Part 3: It’s All About the Direction of Attention
This final piece of the puzzle comes from my friend Tom Limoncelli, who was kind enough to submit this as an answer to my call for submissions for the Seeking SRE crowdsourced chapter I mentioned earlier. Figure 1-2 is a picture from that chapter (modified from the original at his request).
In some ways, I like this model best because it explains a number of overlaps in practice between DevOps and SRE that seem to not overlap in attitude or intent. I’ll give examples of this in a moment, but here’s my best summary of Tom’s theory:
The DevOps story begins with a developer typing code into a laptop. DevOps concerns itself with (among other things) what it is going to take to deliver that code to production so customers can reap the most value from it. The direction of attention is from laptop to production.5 You might surmise this is one reason why continuous integration and continuous delivery (CI/CD) systems have such a prominent place in the DevOps tool chest, skill set, and presence in hiring ads.
SRE starts in a different place. It starts (and indeed, the SRE mindspace resides) in production. What does an SRE have to do to create a reliable production environment? Answering that question involves a gaze that looks “backward” from production, asking this question step by step, until the developer’s laptop is reached.
The direction of attention is different. The same tools might be used (for example, a CI/CD pipeline), but for a different reason. DevOps and SRE will both engage heavily in creating a monitoring system, but they might do it for a different reason.6
And this leads us to the answer to the question above: Can/should SRE and DevOps cohabitate at the same organization? For me, the answer is yes.7 While there might be some overlap in tooling and sometimes skills, they focus on different things and provide different benefits to an organization.
Onward to SRE Fundamentals
Now, if someone asks you, “So, what’s SRE?” you have the building blocks to tell them. I’ll have lots more to say about this in Chapter 4. But now that we’ve talked a little about SRE definitions and history, let’s move forward to some actual SRE fundamentals that will be core to our understanding of the topic and the rest of this book.
1 I highly recommend that you seek out Alex Hidalgo’s book Implementing Service Level Objectives: A Practical Guide to SLIs, SLOs, and Error Budgets (O’Reilly, 2020) on the topic.
2 Full disclosure—I’m one of the cofounders of SREcon.
3 One of my favorite answers was from Michael Doherty, who said, “Site Reliability Engineering: we don’t know what DevOps is, but we know we’re something slightly different.” It’s not one of the official answers above, but I can’t argue with it.
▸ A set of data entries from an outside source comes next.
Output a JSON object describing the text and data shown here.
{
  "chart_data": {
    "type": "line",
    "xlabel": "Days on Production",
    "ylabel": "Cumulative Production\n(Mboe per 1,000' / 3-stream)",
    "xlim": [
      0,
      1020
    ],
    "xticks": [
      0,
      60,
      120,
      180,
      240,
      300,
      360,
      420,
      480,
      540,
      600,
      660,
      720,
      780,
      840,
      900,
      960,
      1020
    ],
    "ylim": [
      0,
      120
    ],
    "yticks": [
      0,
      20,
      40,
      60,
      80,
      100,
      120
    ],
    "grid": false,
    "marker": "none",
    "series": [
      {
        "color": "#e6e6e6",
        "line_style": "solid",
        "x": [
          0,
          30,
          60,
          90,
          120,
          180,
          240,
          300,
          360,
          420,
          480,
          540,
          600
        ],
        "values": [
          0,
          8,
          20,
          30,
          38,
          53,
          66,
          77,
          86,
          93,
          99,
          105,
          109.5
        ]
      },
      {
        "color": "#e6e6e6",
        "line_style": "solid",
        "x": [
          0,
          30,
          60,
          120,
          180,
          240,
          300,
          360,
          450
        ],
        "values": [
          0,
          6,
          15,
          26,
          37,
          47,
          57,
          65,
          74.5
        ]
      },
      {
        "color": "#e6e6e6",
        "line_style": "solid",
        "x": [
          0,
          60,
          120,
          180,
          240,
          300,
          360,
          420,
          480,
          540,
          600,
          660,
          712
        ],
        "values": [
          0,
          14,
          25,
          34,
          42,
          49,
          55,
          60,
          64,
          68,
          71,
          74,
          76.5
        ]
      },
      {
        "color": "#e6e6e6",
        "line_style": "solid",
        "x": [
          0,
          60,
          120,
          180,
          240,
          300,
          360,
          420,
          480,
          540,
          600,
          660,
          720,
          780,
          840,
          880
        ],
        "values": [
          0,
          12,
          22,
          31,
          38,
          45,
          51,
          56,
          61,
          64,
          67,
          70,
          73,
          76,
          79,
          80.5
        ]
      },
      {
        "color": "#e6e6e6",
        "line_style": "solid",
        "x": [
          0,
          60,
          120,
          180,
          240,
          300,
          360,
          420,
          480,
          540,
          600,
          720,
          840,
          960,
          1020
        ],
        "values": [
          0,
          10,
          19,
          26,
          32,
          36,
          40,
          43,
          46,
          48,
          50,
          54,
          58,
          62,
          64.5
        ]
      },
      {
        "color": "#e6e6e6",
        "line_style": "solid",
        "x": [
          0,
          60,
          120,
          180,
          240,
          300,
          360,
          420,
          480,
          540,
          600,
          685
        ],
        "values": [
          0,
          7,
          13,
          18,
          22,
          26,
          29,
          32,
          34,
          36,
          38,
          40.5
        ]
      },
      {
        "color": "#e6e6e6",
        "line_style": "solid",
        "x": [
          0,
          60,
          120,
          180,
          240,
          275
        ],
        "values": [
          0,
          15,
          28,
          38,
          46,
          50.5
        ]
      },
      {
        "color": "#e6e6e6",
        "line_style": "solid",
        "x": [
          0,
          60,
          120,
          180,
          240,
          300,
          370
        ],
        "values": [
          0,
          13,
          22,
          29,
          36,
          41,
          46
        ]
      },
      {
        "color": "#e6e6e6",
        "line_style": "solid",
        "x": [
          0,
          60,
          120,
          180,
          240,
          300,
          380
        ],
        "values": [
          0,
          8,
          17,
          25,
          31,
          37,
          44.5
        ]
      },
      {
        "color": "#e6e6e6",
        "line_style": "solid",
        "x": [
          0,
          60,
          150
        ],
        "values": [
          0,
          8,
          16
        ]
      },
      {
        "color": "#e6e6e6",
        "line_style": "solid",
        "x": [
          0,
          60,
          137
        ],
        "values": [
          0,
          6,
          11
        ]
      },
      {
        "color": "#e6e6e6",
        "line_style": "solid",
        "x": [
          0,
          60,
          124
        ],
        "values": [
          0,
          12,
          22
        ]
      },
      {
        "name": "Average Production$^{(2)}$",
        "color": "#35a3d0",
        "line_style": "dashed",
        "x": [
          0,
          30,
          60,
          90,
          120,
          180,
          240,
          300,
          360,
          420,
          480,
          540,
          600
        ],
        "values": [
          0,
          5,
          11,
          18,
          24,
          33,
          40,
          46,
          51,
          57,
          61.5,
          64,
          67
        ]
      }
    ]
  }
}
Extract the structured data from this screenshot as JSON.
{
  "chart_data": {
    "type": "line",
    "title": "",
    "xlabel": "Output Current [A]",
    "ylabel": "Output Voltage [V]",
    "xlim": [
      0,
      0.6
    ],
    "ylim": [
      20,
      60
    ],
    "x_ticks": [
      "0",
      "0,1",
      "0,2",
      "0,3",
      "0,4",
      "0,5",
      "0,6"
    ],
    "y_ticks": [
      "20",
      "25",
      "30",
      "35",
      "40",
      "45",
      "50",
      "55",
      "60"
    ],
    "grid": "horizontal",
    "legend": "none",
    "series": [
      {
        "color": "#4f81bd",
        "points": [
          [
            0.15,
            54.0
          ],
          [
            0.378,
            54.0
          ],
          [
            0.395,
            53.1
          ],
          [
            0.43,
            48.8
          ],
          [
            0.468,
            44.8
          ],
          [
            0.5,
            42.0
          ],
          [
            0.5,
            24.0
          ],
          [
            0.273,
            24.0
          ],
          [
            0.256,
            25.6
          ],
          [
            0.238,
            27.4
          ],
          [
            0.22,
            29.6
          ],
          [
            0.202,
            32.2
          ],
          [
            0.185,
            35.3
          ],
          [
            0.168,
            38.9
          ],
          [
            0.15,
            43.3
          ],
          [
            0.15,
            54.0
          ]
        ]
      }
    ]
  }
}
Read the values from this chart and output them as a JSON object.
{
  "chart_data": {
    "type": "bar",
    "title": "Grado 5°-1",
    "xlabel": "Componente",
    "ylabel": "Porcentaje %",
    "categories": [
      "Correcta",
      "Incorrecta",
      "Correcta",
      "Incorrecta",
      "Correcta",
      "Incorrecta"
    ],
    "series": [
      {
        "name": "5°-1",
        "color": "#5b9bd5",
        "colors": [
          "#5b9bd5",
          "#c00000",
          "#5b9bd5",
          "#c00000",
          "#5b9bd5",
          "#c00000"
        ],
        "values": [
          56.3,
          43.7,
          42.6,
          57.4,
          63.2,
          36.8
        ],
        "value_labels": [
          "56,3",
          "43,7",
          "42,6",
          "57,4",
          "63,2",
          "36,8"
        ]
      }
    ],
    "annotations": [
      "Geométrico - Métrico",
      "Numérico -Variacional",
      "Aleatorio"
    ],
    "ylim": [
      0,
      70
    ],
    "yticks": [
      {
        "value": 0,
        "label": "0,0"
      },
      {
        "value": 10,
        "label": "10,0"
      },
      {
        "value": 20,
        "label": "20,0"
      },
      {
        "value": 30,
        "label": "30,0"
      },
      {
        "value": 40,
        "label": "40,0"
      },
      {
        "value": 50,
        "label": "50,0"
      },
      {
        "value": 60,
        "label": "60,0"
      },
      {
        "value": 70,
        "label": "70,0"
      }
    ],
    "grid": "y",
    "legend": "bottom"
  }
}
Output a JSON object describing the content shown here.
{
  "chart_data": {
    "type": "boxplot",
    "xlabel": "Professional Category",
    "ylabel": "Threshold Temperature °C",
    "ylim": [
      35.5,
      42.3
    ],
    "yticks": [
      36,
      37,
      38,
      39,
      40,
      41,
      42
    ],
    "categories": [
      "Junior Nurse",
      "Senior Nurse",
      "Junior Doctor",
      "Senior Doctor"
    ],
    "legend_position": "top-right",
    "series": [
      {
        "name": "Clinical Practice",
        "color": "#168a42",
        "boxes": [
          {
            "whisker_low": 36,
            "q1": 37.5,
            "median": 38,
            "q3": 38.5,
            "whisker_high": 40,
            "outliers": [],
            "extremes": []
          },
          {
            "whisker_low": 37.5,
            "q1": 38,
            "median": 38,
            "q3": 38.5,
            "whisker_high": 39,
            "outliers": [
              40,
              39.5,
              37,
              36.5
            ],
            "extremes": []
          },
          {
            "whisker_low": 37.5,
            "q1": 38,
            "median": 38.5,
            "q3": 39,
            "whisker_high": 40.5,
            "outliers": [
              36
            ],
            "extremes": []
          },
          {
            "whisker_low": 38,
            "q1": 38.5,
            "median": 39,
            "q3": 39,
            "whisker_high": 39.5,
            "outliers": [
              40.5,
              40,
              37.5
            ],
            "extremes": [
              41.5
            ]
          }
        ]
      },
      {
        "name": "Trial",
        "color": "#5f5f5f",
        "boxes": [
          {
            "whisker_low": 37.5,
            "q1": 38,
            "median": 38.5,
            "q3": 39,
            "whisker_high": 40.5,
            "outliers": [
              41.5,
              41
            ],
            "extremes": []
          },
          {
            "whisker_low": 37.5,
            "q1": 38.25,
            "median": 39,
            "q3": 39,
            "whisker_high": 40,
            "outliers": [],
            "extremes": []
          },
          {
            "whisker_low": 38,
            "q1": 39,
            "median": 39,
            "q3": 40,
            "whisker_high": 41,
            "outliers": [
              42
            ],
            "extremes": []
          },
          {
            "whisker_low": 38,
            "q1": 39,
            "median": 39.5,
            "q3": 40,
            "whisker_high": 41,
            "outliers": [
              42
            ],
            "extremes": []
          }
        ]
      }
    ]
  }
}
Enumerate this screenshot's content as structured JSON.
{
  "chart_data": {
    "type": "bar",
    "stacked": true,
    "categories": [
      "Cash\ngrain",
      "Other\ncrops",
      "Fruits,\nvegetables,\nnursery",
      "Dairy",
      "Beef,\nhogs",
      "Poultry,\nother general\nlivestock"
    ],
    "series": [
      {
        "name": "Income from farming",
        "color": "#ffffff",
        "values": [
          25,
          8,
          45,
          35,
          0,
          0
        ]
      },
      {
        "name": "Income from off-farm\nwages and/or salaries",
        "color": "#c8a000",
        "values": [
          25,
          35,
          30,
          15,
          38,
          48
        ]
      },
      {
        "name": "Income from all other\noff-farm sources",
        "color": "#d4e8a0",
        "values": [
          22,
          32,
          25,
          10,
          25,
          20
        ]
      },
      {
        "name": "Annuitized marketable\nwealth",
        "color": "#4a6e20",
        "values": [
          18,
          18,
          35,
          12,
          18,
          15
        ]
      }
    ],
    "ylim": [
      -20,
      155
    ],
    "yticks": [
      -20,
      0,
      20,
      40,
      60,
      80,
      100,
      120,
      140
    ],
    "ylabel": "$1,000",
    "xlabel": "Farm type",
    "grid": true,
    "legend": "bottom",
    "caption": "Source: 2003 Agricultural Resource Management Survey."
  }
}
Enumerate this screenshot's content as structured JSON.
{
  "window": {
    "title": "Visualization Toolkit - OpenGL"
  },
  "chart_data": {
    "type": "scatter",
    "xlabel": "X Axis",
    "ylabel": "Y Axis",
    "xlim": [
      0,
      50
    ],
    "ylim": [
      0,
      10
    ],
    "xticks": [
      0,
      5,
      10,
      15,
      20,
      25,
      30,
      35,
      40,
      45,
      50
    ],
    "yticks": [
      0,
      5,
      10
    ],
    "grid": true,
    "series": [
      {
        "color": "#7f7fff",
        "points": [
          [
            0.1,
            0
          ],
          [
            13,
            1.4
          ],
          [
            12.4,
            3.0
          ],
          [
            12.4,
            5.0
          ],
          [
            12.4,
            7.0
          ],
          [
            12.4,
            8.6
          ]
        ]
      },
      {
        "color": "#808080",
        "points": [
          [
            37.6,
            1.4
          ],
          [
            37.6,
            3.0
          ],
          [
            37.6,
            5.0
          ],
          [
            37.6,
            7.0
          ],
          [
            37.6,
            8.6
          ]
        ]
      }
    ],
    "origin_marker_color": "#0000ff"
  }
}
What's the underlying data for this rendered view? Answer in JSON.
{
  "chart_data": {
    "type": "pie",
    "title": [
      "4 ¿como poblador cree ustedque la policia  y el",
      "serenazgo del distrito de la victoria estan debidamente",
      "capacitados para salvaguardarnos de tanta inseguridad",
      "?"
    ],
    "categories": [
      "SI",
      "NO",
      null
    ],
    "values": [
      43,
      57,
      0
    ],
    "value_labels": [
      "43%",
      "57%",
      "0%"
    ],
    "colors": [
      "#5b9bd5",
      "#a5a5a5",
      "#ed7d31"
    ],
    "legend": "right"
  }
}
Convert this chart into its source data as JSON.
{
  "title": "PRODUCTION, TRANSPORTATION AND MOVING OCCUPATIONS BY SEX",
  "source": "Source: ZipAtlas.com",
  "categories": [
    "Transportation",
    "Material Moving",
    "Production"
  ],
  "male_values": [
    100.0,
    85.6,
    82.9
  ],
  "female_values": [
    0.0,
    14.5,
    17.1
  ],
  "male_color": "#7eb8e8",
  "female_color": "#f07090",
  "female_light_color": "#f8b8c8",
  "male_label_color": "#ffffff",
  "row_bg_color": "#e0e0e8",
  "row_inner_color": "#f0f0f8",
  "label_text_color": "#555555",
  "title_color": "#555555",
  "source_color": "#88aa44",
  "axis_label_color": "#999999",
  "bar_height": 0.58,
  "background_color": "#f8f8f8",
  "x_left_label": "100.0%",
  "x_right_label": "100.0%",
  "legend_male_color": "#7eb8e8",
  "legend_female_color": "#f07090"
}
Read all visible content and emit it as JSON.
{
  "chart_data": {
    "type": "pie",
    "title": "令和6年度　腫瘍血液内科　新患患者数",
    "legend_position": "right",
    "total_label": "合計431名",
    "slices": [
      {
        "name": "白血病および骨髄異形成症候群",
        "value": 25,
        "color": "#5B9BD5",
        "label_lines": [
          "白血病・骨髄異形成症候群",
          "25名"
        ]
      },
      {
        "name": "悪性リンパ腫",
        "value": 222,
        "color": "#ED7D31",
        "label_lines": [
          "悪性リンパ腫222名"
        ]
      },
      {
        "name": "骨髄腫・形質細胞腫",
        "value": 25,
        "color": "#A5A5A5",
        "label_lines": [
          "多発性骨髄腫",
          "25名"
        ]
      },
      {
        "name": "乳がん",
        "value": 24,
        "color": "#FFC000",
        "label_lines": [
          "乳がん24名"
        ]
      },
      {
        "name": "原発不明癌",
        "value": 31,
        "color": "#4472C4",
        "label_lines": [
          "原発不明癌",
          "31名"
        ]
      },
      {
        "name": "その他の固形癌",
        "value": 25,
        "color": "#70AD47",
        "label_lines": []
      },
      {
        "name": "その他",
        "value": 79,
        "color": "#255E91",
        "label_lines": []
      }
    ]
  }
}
4 In particular, it’s a prescriptive one since DevOps has, in many ways, gone out of its way to avoid dictating any specific methodology or tools. Whether it has succeeded in doing so might be another fun conversation to have.
5 With stops along the way to store it in a repository, and tests to make sure it is safe to deploy it so that customers can start reaping value from it.
6 I’ve never seen this studied, but my instinct suggests that they would monitor different things as a result. This would be a fun thing to research.
7 Well, given suitable conditions like org size (a new startup may not need both), company culture (if SRE fits in; see later in this book), and need (hire for what you need, not to collect them all).